32:56Dès que vous parlez, je suis obligé de modérer.
33:00Parce qu'il est naturellement rebelle, monsieur.
33:02C'est terrible, monsieur Millet.
33:04Bon.
33:05Non, mais c'est...
33:05Oui, Véronique ?
33:06Non, mais il y a une indignation à géométrie variable.
33:08Moi, ça me fait sauter au profond quand je vois le combat de ces féministes.
33:12Parce qu'on a vu sur le flyer, là, contre les violences patriarcales.
33:17Mais comme si c'était le sujet en France.
33:19Mais en revanche, l'excision est un sujet.
33:21Les mariages forcés, c'est un sujet pour ces dames.
33:26Bon, enfin voilà, il y en a d'autres aussi.

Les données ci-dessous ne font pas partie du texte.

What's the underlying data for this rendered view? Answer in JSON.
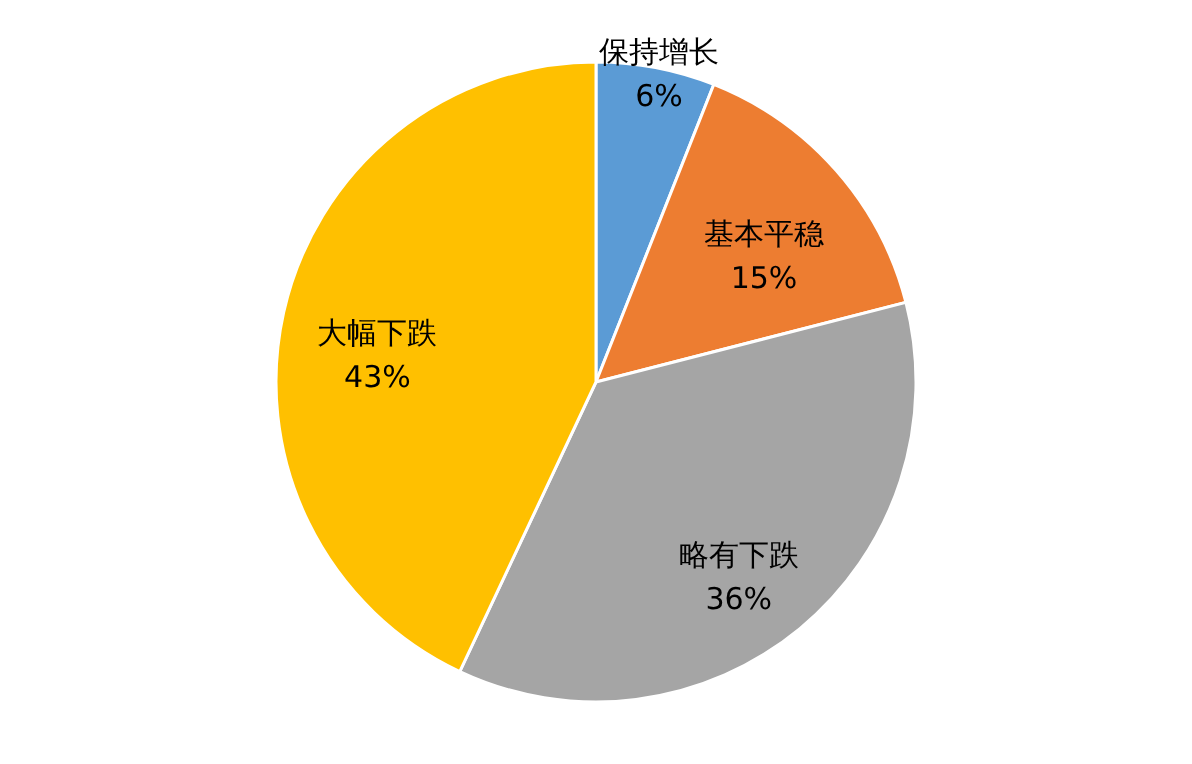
{
  "chart_data": {
    "type": "pie",
    "categories": [
      "保持增长",
      "基本平稳",
      "略有下跌",
      "大幅下跌"
    ],
    "values": [
      6,
      15,
      36,
      43
    ],
    "value_labels": [
      "6%",
      "15%",
      "36%",
      "43%"
    ],
    "colors": [
      "#5b9bd5",
      "#ed7d31",
      "#a5a5a5",
      "#ffc000"
    ]
  }
}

33:28La polygamie, pourquoi pas ?
33:30C'est aussi un sujet.
33:31Moi, je suis absolument sidérée.
33:33Bon, écoutez, voilà ce qu'on pouvait dire sur ce sujet.
33:36Que dit l'Élysée ?
33:38Sur, pardon ?
33:39Que dit l'Élysée ?
33:41L'Élysée nous renvoie à la déclaration officielle.

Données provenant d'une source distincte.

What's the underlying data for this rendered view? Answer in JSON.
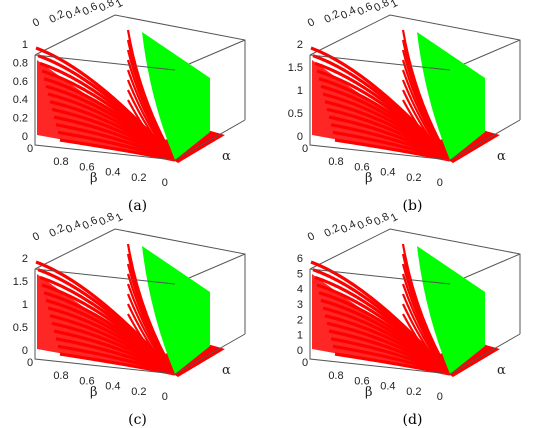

33:45A savoir, c'est une déclaration qui était privée, qui n'avait pas vocation à être diffusée.
33:49Mais il y a, comment dire, c'est un site qui s'appelle Public.
33:53Oui.
33:53Et qui a dépublié la vidéo.
33:54Il y a un an de Closer, de Voici, bon.
33:56Et ce site a retiré.
33:58Oui, il en a dépublié.
33:59Bon, pourquoi ?
34:01L'Élysée dit que ça ne vient pas d'eux.
34:04D'accord.
34:05Est-ce que je peux dire un mot ?
34:06J'ai trouvé très...
34:07Non, juste un mot.
34:07Vous êtes là en même temps.
34:08J'ai trouvé très intéressant de pouvoir dire sur le plateau de CNews
34:12que j'ai beaucoup apprécié la déclaration de Mme Macron.
34:15Oui.
34:16Voilà, c'est tout.
34:16Mais je suis d'accord avec vous.
34:18De manière générale, c'est une dame que j'apprécie.
34:20Je me permets de le dire.
34:21Moi aussi, mais je ne l'avais pas encore dit sur le plateau de CNews, mais je le dis.

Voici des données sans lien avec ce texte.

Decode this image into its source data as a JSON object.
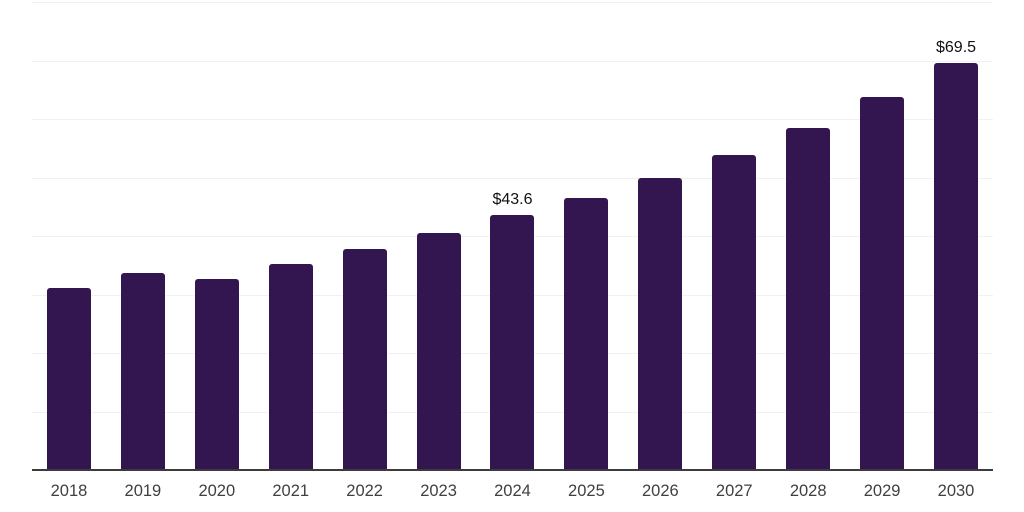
{
  "chart_data": {
    "type": "bar",
    "categories": [
      "2018",
      "2019",
      "2020",
      "2021",
      "2022",
      "2023",
      "2024",
      "2025",
      "2026",
      "2027",
      "2028",
      "2029",
      "2030"
    ],
    "values": [
      31.1,
      33.6,
      32.7,
      35.2,
      37.7,
      40.6,
      43.6,
      46.5,
      49.9,
      53.9,
      58.4,
      63.7,
      69.5
    ],
    "data_labels": {
      "2024": "$43.6",
      "2030": "$69.5"
    },
    "ylim": [
      0,
      80
    ],
    "gridline_step": 10,
    "grid": true,
    "legend_shown": false,
    "y_tick_labels_shown": false,
    "colors": {
      "bar": "#331550",
      "axis_line": "#3c3c3c",
      "gridline": "#f1f1f1",
      "data_label_text": "#111111",
      "x_tick_text": "#404040",
      "background": "#ffffff"
    }
  }
}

34:24Madame Macron, présidente.
34:27Peut-être que...
34:29Macron 2027, vous allez faire plaisir à beaucoup de gens.
34:32Vraiment.
34:34Brillante idée, Pascal.
34:35Écoutez, je pense qu'elle peut se présenter.
34:39Pourquoi pas ?
34:40Bon, après, on va m'accuser d'être un macroniste, je veux dire, caché.
34:45Vous n'êtes pas totalement infondé.
34:46Caché.
34:47Caché de faire, en fait...
34:49Comment ?
34:50Crypto-macroniste.
34:52Crypto-macroniste.
34:53Bon, un mot, je voulais vous dire, sur les Miss destituées.
34:57Alors, vous avez vu cette affaire des Miss, parce que là aussi, c'est extraordinaire.
35:01C'était évidemment dérisoire.
35:03Julie Zitouni et Aïnoa Leite sont destituées de leur écharpe régionale
35:08après la publication d'une vidéo dans laquelle Miss Provence insultait ses concurrentes.
35:12Vous êtes au courant de ça ?
35:13Non.
35:13Qu'est-ce que c'est que ce top 12 au moment où elles ont été, dans la soirée, mises de côté ?
35:20Désolé, je ne peux pas faire ma rageuse, mais c'est quoi ce top 12 ?
35:24Et alors, Julie Zitouni, vous lisez ce qu'elle a dit, je ne le lirai pas, mais...
35:31Ce n'est que des grosses putes.
35:32Ben oui, ben...
35:33Vous les écoutez quand même.
35:34Je veux dire...
35:35Avec une bimètre, avec une bimètre nécessaire.
35:38Non mais, je vais vous dire...
35:39C'est toujours moi qui me sacrifie ici.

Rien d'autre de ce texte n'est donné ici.